Shaw stood at the window in his corner office, looking at the bright day outside. But he didn’t see a thing. His fingers played with the laboratory report he was holding. “Do it, Maddy,” he said under his breath. “You know how.” He paced the floor, talking to himself. “Leland, you miserable bastard.” More mumbling. “Fuckin’ investigation…makin’ common cause with the Frogs…I’m gonna shred your ass.” He wadded the report he was holding, and threw it into the wastebasket to be shredded.
Eighteen
Over the Philippine Sea,
Wednesday, September 29
This isn’t as easy as it used to be, Pontowski thought as he crawled into the seat next to the boomer in the refueling capsule of the KC-10. Jet lag was taking a fearsome toll, and he wasn’t sleeping well. He slipped on the headset and settled into the comfortable seat next to the boom operator. The three seats were a far cry from the narrow pit where the boom operator lay in the older KC-135 for refueling. The protective shield over the view port was open, and he could see eight Warthogs, four on each side, flying in a loose formation. Far below him puffy clouds dotted the blue Pacific. “How’s it going?” he asked.

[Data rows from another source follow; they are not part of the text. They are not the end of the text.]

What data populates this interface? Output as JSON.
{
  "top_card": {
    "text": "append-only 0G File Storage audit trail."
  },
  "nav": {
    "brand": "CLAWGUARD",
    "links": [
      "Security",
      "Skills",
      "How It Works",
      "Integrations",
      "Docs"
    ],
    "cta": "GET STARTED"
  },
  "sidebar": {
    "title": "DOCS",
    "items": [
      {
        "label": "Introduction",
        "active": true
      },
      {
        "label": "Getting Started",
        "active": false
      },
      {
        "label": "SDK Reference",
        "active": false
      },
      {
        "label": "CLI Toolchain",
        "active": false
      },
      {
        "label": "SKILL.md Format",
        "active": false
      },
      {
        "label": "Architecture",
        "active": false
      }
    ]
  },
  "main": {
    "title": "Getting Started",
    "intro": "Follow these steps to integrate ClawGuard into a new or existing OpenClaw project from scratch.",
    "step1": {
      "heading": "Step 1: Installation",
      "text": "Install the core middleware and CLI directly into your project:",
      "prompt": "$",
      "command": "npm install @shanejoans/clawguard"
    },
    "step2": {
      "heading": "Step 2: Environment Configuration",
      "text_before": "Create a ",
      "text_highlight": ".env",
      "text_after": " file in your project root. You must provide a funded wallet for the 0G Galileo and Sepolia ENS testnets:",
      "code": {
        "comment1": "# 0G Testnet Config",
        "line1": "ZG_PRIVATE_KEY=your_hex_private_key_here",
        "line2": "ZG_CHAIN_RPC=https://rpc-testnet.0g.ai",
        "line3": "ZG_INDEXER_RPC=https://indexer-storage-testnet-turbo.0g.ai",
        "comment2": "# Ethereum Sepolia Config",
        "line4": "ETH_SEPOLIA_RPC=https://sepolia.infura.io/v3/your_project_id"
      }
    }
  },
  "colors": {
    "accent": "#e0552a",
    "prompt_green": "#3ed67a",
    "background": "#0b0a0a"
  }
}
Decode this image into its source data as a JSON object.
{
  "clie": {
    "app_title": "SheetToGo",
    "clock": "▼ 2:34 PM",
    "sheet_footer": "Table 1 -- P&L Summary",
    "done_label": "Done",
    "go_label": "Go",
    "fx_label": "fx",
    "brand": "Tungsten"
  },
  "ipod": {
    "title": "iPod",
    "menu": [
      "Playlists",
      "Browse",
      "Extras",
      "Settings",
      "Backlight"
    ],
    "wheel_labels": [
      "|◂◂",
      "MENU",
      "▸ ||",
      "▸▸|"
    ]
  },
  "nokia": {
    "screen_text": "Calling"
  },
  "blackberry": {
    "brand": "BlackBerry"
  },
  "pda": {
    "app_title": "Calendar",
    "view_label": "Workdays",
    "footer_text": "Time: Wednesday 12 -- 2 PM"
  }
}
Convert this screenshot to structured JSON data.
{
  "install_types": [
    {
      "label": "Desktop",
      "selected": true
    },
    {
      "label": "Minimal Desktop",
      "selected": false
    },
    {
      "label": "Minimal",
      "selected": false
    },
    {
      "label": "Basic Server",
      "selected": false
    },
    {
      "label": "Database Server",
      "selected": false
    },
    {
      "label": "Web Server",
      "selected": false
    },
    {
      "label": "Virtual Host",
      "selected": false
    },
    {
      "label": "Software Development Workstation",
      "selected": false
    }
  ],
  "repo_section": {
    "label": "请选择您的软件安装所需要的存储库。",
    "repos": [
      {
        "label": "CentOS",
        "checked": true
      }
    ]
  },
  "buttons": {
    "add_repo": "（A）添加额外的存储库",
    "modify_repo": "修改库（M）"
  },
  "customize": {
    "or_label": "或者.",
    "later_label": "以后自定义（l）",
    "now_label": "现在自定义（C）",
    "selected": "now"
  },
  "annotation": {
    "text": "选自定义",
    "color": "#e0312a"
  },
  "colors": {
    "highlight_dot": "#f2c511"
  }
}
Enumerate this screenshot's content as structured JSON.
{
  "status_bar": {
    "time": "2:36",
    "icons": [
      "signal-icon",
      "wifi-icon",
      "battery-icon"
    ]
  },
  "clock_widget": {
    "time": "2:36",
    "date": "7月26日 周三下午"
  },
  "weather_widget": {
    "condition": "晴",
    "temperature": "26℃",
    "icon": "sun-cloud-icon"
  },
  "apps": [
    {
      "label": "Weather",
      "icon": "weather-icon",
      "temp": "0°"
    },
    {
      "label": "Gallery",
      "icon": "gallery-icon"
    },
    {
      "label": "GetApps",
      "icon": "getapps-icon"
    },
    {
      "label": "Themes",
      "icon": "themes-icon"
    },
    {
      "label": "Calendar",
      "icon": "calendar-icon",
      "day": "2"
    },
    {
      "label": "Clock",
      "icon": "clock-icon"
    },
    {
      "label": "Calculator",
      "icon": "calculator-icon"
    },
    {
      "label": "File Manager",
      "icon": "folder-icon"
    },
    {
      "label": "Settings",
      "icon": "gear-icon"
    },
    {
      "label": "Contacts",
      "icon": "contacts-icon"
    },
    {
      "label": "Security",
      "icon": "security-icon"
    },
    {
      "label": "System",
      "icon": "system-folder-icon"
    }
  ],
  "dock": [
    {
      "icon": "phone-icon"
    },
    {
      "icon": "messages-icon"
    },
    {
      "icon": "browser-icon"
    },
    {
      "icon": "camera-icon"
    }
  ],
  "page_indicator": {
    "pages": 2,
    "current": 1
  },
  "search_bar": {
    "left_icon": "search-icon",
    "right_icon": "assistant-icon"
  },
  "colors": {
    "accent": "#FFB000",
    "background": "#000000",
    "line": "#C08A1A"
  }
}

“Not bad,” the boomer replied. “The KC-135 from Okinawa was on station as planned. Mindanao coming under the nose in a few minutes.” Pontowski felt the tension ease a bit. The one KC-10 and three KC-135s escorting his twenty A-10s did not carry quite enough fuel to refuel the Hogs for the entire leg, and they had to make a midocean rendezvous with an additional tanker. While it sounded simple, it was anything but. Pontowski dozed.
On the face of it the deployment from Kelly Field in Texas had gone smoothly enough. Pontowski and eighty others had boarded the KC-10 the Air Force had laid on to serve as a mother ship for the deployment and launched with the Hogs on Sunday morning. They rendezvoused with four more tankers and flew to Hickam Air Force Base in Hawaii, a flight of eight and a half hours.